Future Of The GP7200 Engine
Manufactured by the Engine Alliance joint venture set up by GE Aviation and Pratt & Whitney, the GP7200 was derived from the PW4000 and GE90 families and developed as a rival to Rolls-Royce’s Trent 900 as a powerplant for the Airbus A380 program.
The engine had its first flight in 2006, before entering service two years later with Dubai-based Emirates, the world’s largest A380 operator. The next year, in 2009, Air France took its first GP7200-powered A380 and would eventually grow its fleet to 10 aircraft. In subsequent years, Etihad Airways, Korean Air and Qatar Airways also opted for GP7200-powered A380s. Over its lifespan, the program had two models, the GP7270 and the GP7277, and has held the majority share of the program’s engine market throughout its duration.
In comparison to the stalwart widebody powerplants from which it was derived, the GP7000 engine family is being retired at a relatively young age as airlines move away from four-engine aircraft in favor of twin-engine aircraft. While the A380 program numbered around 15 operators in the mid-2010s, the decision by its manufacturer in 2019 to end production by 2021 has also accelerated the demise of the type.
The COVID-19 pandemic and operators’ preference for twin-engine aircraft such as the Airbus A350, Boeing 777 and 787 have reduced the size of the global A380 fleet. At the height of the pandemic, the majority of in-service A380 aircraft were parked in long-term storage for more than three months. Some were removed permanently from the fleet, either through retirements or being handed back to their lessors. Chief among these was Air France, which operated a fleet of 10 GP7200-powered A380-800s until the summer of 2020 before retiring all of them with immediate effect as the pandemic hit.

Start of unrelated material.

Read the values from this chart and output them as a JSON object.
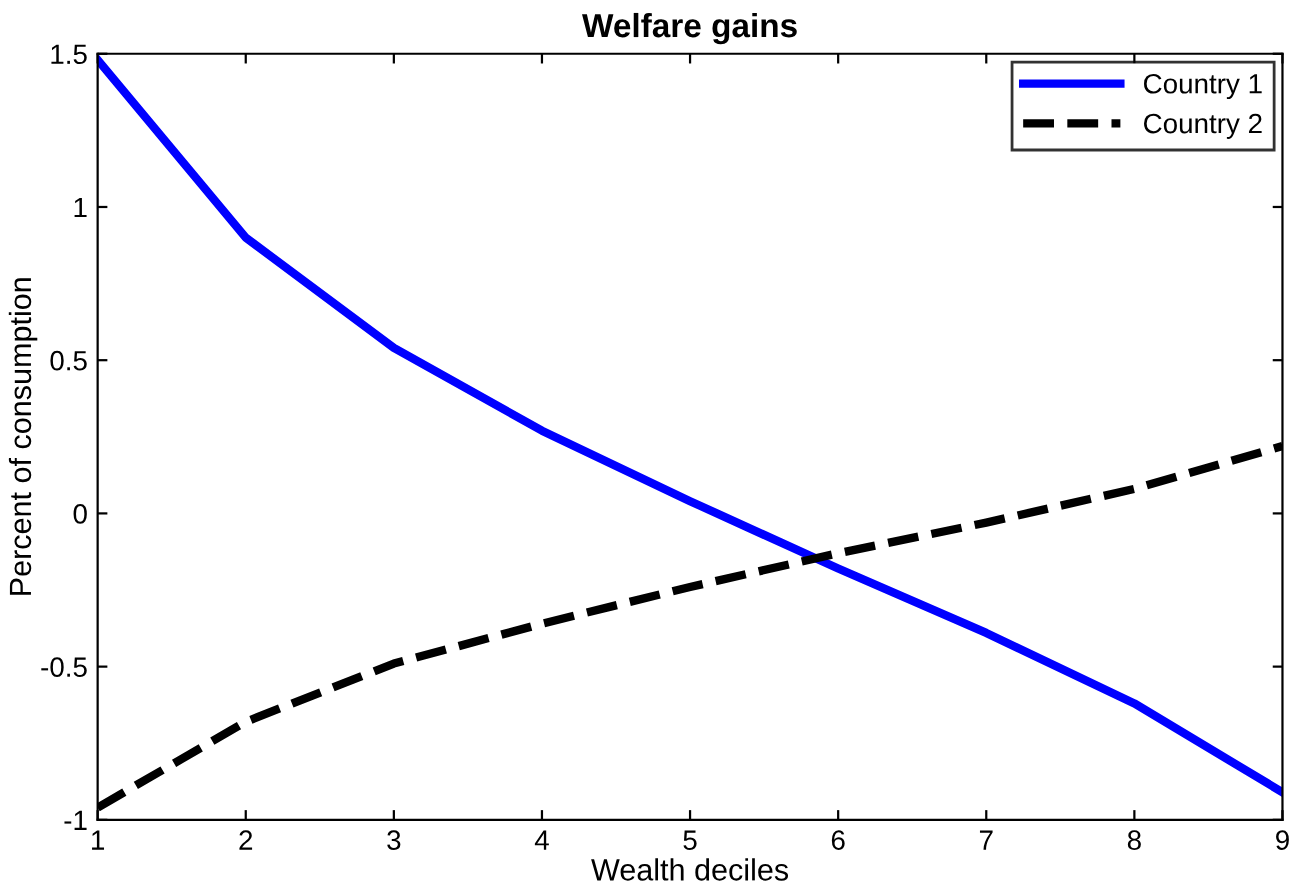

More than two years later, Aviation Week’s Commercial Fleet & MRO Forecast estimates around 232 GP7000-family engine units are in service. This contrasts with Trent 900-powered A380s, which number 108 units, according to the Commercial Fleet & MRO Forecast. In 2023 and 2024, more A380s are anticipated to return to service from long-term storage, which will lead to greater numbers of the GP7200 active in the global fleet. Aviation Week data estimates this will rise to 320 GP7000-family engines and 208 Trent 900s next year.
The higher number of A380s returning to service over the next year will inevitably result in a sizable increase in maintenance spending by operators. Approximately $843.7 million is expected to be spent on MRO this year, but in 2023 this will more than double, to $1.9 billion. Approximately $1.5 billion will be spent on GP7200-powered A380s, with an estimated 50% of next year’s MRO spend generated from engine maintenance consisting of shop-visit work. Next year, 138 MRO events are anticipated, representing a peak for the GP7200-powered A380, before drop-offs every year for the rest of the decade. For the 2021-31 period, the compound annual growth rate (CAGR) for MRO for the A380 is expected to see a 9.1% reduction, reflecting the decline of the A380 fleet over the same period, with a CAGR of -15.3%.
With more airlines moving toward twin-engine options, Emirates is set to carry the future of the entire A380 program over the next 10 years as other carriers look to offload their remaining A380s. The airline announced its A380 retirement plan back in 2019 but will fly the aircraft until at least 2035. It began retiring the aircraft in early 2020, starting with a 12-year-old A380 with GP7200 engines. No engine retirements are expected in 2023 and 2024, but these will start in high volumes in 2024, leading to a peak of 72 engine retirements in 2029.